Businesses are suffering, yes. But they’re already developing practical and viable solutions. The government should be negotiating a support package for ensuring market development and consumer capacity, not capitulating to a few (big) business leaders who are rattled because they are short on creativity.
Instead, President Trump wants to look tough by loosening social distancing restrictions in defiance of public health experts, and in spite of evidence that these restrictions have proven to be the best measure to reduce the spread of the coronavirus. Trump can find no better solution, despite supposedly being an experienced business developer and the best at the art of a deal, than to ditch safety. One must wonder if he’s already jumped into a coffin and can’t find a way to think himself out of it.
America needs enlightened leadership NOW!
As a leader, Trump should be thinking about the future and looking at things differently to discover potential where others see problems. As the Nigerian proverb says: In the moment of crisis, the wise build bridges and the foolish build dams.
The job of a leader is to
- define, not accuse;
- articulate the truth, not factoids;
- unveil reality, create unity with clear goals, motivate collaboration and synergies, and power action through vision;
- take complexity and bring clarity by distilling it down to its bare essence;
- not speak for an hour if he can say it in seven minutes;
- put a damper on tension in the press room and bring a comfort level to the nation.
Time management is critical. But it’s not about making sure you have time to tweet or to push aside health experts in press conferences. It’s about knowing what the “big stuff” is. This requires understanding and acting in the context in which we live and operate while thinking forward, without blinders.

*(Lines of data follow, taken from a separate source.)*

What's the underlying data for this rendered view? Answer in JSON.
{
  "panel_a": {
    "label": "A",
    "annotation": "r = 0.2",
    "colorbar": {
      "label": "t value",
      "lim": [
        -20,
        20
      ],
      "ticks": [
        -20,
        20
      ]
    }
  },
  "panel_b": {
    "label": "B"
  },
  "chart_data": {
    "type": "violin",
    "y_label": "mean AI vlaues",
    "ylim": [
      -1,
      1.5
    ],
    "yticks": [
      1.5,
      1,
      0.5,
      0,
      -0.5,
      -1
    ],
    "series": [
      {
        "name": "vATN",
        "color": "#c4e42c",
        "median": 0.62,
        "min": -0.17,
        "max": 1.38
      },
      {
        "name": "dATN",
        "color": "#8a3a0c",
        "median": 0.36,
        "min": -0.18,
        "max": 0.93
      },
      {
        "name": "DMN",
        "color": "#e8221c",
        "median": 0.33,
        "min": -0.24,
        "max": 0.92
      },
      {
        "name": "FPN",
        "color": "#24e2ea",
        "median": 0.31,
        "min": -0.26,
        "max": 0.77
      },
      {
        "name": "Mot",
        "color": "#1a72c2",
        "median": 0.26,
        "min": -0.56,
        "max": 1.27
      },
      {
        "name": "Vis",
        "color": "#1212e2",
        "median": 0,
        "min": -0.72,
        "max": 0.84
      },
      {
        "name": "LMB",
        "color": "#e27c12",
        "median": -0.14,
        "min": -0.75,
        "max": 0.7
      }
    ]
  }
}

Leadership is difficult, especially in times of crisis. But good leaders are life-long students. They seek to improve one’s leadership skills by learning from the successes and best practices of others. At this moment, President Trump could learn quite a bit from the timeless lessons practiced by many a Chief and his Council of Wise men and women in any given remote village in Africa (based on Paul Seger’s book Chief, 2013):
- successful leadership is about influence, not authority.
- leadership begins with character, not position; it’s about serving those you lead to ensure their success rather than being served for one’s own self-advancement.
- a leader seeks to empower others to lead; the function of leadership is to produce more leaders, not more followers.
- leadership is about getting somewhere better through positive impact; people want to follow a person who captures their hearts and emotions and is committed to forward movement, because, in the words of motivational trainer Zig Ziglar, people “don’t care how much you know until they know how much you care”.
- good leaders provide others with the tools and training to move forward and succeed.
To be a “Chief”, every leader to needs someone to lift him/her off his/her own limitations. Criticism helps you do that. In fact, in times of crisis, criticism can become a leader’s badge of honor…if he can differentiate between efficiency and effectiveness, between doing things right and doing the right things. If he can do neither, he’s in trouble.
Trump would do well to set apart some time for daily reflection on the following five African proverbs:
- Sudanese proverb: A large chair does not make a king.
- Tanzanian proverb: Do not forget what it is to be a sailor because of being a captain yourself.
- Kenyan proverb: A leader who does not take advice is not a leader.
- Nigerien proverb: The same sun that melts the wax, hardens the clay.
- Ethiopian proverb: Because he lost his reputation, he lost a kingdom.